REPENTANCE AS ONLY THE ROPES BEING CONSUMED

But another way to think about daily contrition and repentance is that we are not hurt by the fire of God’s wrath at all, but only the ropes that bind us are burned away. Here the point is that God created us good and implanted in us the natural desires that we have. Sin is not a different set of desires that invades us, but it is a twisting of those same desires that God gave us. (For a more technical doctrinal discussion of this matter, see FC SD1, which uses Aristotelian terminology to classify original sin as an accident, not a substance.) It’s as if sin has wound ropes around our healthy desires and dragged them off in a direction God did not mean for them to go.

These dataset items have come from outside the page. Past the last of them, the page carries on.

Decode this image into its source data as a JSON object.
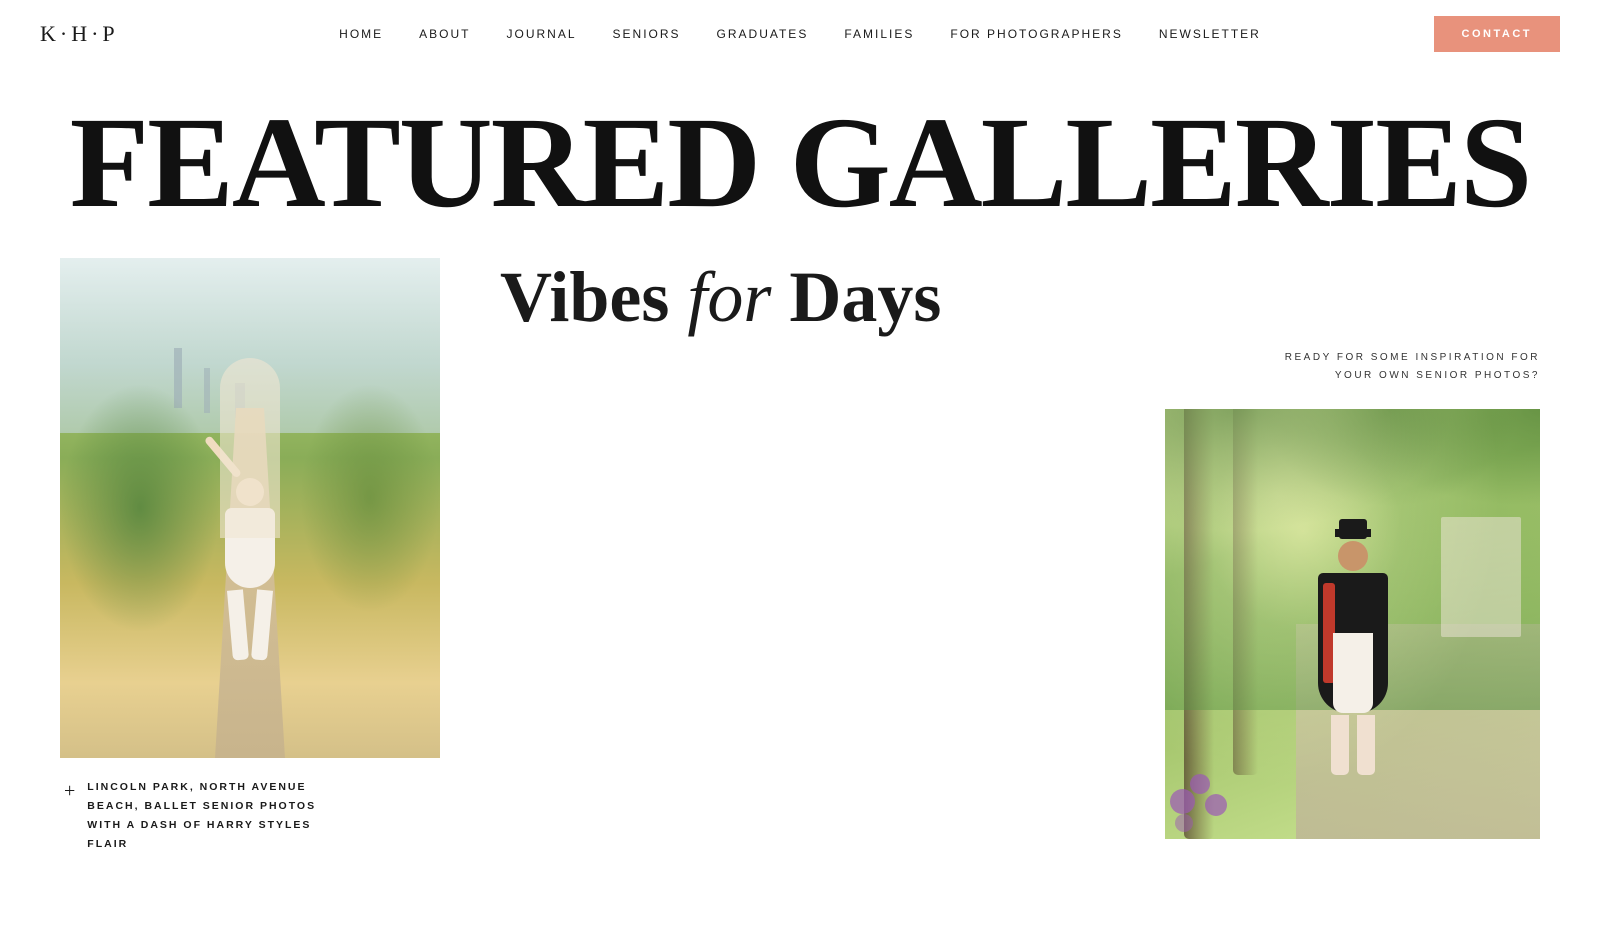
{
  "logo": {
    "text": "K·H·P"
  },
  "nav": {
    "links": [
      {
        "label": "HOME",
        "id": "home"
      },
      {
        "label": "ABOUT",
        "id": "about"
      },
      {
        "label": "JOURNAL",
        "id": "journal"
      },
      {
        "label": "SENIORS",
        "id": "seniors"
      },
      {
        "label": "GRADUATES",
        "id": "graduates"
      },
      {
        "label": "FAMILIES",
        "id": "families"
      },
      {
        "label": "FOR PHOTOGRAPHERS",
        "id": "for-photographers"
      },
      {
        "label": "NEWSLETTER",
        "id": "newsletter"
      }
    ],
    "contact_btn": "CONTACT"
  },
  "hero": {
    "title": "FEATURED GALLERIES"
  },
  "section": {
    "vibes_bold": "Vibes ",
    "vibes_italic": "for",
    "vibes_days": " Days",
    "subtitle_line1": "READY FOR SOME INSPIRATION FOR",
    "subtitle_line2": "YOUR OWN SENIOR PHOTOS?",
    "caption_icon": "+",
    "caption_text": "LINCOLN PARK, NORTH AVENUE\nBEACH, BALLET SENIOR PHOTOS\nWITH A DASH OF HARRY STYLES\nFLAIR"
  }
}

So even our basest desires have a basis in something good. C. S. Lewis illustrates this point with a story of a man who appears in heaven with a red lizard on his shoulder. The lizard is a demon of lust. An angel kills the lizard and throws it on the ground, freeing the man from its grasp. Yet there is no void left where the lizard was because the lizard transformed into a great white horse. The man got on the horse and rode away.(C. S. Lewis, The Great Divorce, 98–105) The point of the story is that God has implanted desires in us which are far nobler and more powerful than lust, as a horse is nobler and more powerful than a lizard. But sin has constrained and diminished them from a horse down to a lizard. The fire of repentance, then, burns away the constraints and lets us begin to function closer to our full capacity.

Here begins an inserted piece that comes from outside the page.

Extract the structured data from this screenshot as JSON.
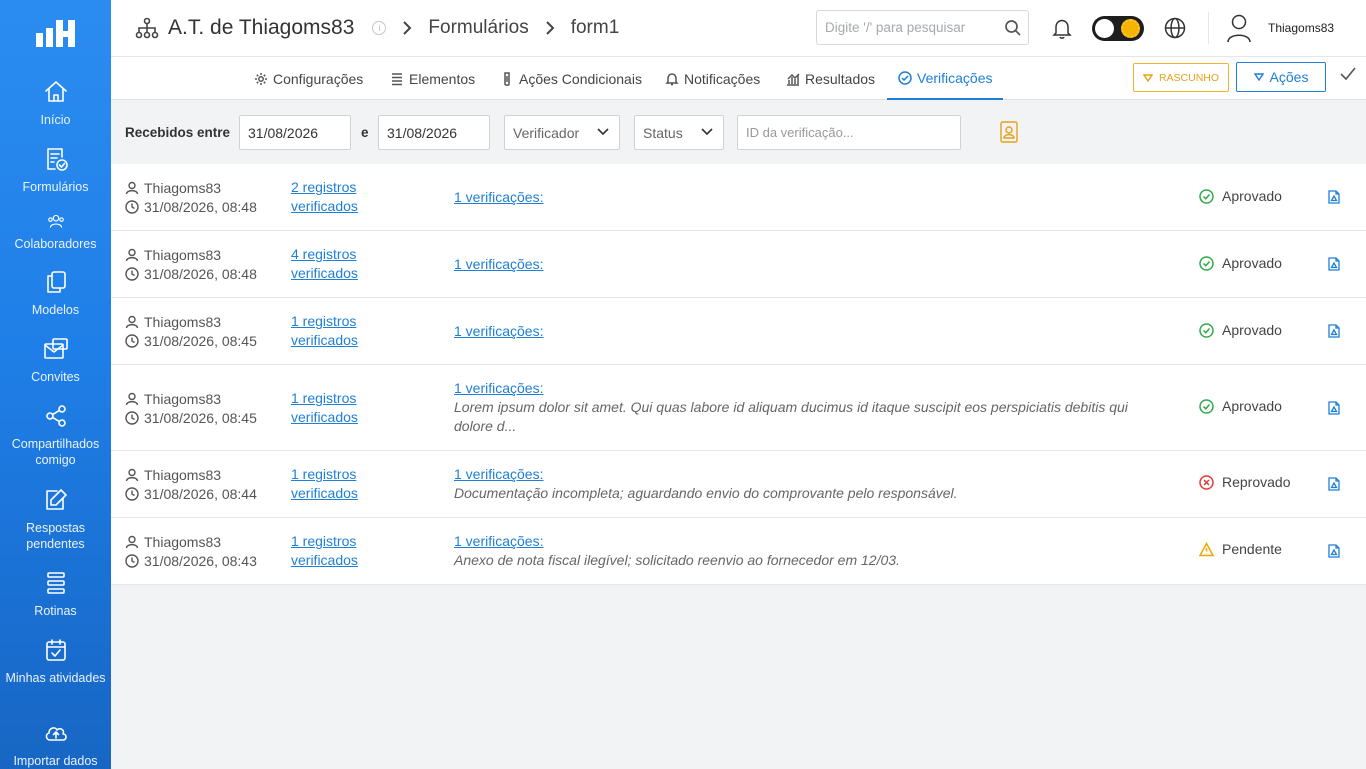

Taken together, these two ways of thinking of repentance help us understand that it doesn’t make us less human; it makes us more. We may be tempted to imagine being purified means that God expects us to slice off pieces of ourselves until we become well curated, gentle, harmless creatures who have no struggles because we have only the mildest of feelings. But that assumes that there are pure parts of us that would remain after we did that. If we understand that the fire consumes us completely, then we would not suppose that we can engage in a process whereby we determine which parts of us need to go and which parts we should keep. On the other hand, if we understand that the fire only burns the ropes, then we realize that our desires are not the problem, but sin’s constraint of them is. The underlying desires want and need to function within the boundaries that God has created so that they can truly flourish. The fire of repentance is a blessing because it helps us become who we truly are. It is a terrifying blessing, though, because of its power. This is why we must remember the fourth man in the fiery furnace, the Son of God. Whether the fire consumes us or only burns our ropes, it cannot ultimately harm us because he has already been consumed by it, and he rose again from the ashes. Now it can only purify us.